Nuova aggressione ai danni del personale sanitario, ancora violenza nei confronti di chi ogni giorni garantisce assistenza e cura. Questa volta è accaduto al Pronto Soccorso dell’ospedale Molinette di Torino, dove un infermiere, in servizio presso il pronto soccorso, è stato colpito con un calcio da “un paziente in stato alterato”, riportando la frattura del torace e una prognosi di 35 giorni”. A denunciarlo è il Nursing Up Piemonte e Valle d’Aosta.
Secondo il sindacato, si tratta di “un episodio grave, che segue di pochi giorni quanto già accaduto all’ospedale di Ciriè e che conferma come le aggressioni ai danni dei professionisti sanitari non siano più eventi isolati, ma una realtà quotidiana sempre più preoccupante”.
“Non possiamo continuare a commentare aggressioni a posteriori con la solita solidarietà di circostanza – commenta Francesco Malara, dirigente Nursing Up Torino – qui siamo di fronte a lavoratori che rischiano l’incolumità fisica ogni giorno. Oggi parliamo di uno sterno fratturato, domani cosa dovremo raccontare?”.
“Per Claudio Delli Carri, segretario regionale Nursing Up Piemonte e Valle d’Aosta “è evidente che serve un cambio di passo immediato. Non basta più indignarsi dopo. Serve prevenzione, servono protocolli chiari e strumenti concreti per tutelare chi lavora in prima linea. Dal primo maggio arriveranno le guardie armate negli ospedali del Canavese: è un segnale, ma non può essere
l’unica risposta”.
“Chiediamo un intervento immediato da parte delle istituzioni competenti – prosegue Delli Carri – per garantire la sicurezza dei lavoratori e delle lavoratrici in Pronto Soccorso. La situazione è insostenibile”.

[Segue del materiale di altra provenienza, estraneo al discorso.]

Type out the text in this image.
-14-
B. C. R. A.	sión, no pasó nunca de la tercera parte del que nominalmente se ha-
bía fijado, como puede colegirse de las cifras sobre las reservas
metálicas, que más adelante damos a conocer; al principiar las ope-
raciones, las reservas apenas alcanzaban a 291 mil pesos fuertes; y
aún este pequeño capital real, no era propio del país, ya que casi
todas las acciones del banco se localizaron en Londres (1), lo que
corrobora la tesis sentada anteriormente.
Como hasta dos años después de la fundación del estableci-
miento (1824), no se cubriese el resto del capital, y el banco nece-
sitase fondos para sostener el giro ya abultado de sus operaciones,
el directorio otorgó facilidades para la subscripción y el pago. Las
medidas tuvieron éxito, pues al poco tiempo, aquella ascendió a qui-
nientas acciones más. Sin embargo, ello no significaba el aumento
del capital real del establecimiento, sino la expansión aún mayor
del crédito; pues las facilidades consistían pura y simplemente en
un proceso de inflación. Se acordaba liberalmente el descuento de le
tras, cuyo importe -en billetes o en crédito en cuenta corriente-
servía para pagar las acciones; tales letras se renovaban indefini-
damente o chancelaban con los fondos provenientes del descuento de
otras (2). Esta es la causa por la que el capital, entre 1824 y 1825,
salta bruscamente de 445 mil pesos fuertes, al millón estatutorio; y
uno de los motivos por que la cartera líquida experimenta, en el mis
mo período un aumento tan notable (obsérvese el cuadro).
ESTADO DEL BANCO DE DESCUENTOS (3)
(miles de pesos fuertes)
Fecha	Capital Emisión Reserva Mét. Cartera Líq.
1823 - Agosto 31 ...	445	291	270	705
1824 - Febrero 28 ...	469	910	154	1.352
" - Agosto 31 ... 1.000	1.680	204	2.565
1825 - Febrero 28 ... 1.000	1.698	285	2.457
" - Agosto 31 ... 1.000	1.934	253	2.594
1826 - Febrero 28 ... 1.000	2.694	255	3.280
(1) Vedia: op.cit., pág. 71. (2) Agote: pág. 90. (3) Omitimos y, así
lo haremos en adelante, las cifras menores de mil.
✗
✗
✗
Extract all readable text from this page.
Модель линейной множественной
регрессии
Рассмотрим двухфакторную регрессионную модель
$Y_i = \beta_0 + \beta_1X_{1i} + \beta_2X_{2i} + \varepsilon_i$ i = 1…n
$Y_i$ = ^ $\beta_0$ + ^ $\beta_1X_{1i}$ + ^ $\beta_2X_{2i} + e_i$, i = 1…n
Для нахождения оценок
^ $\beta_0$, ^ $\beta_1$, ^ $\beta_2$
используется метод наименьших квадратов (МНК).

Un’aggressione su cui è intervenuto anche l’assessore regionale alla Sanità, Federico Riboldi: “Piena solidarietà al ferito e l’auspicio che le forze dell’ordine e la magistratura individuino il responsabile di questo fatto increscioso e che nei suoi confronti siano adottati provvedimenti severi ed esemplari – ha detto – Come Regione abbiamo avviato la sperimentazione di un sistema di videosorveglianza che intendiamo estendere in tutte le strutture sanitarie, per alzare il livello di sicurezza”.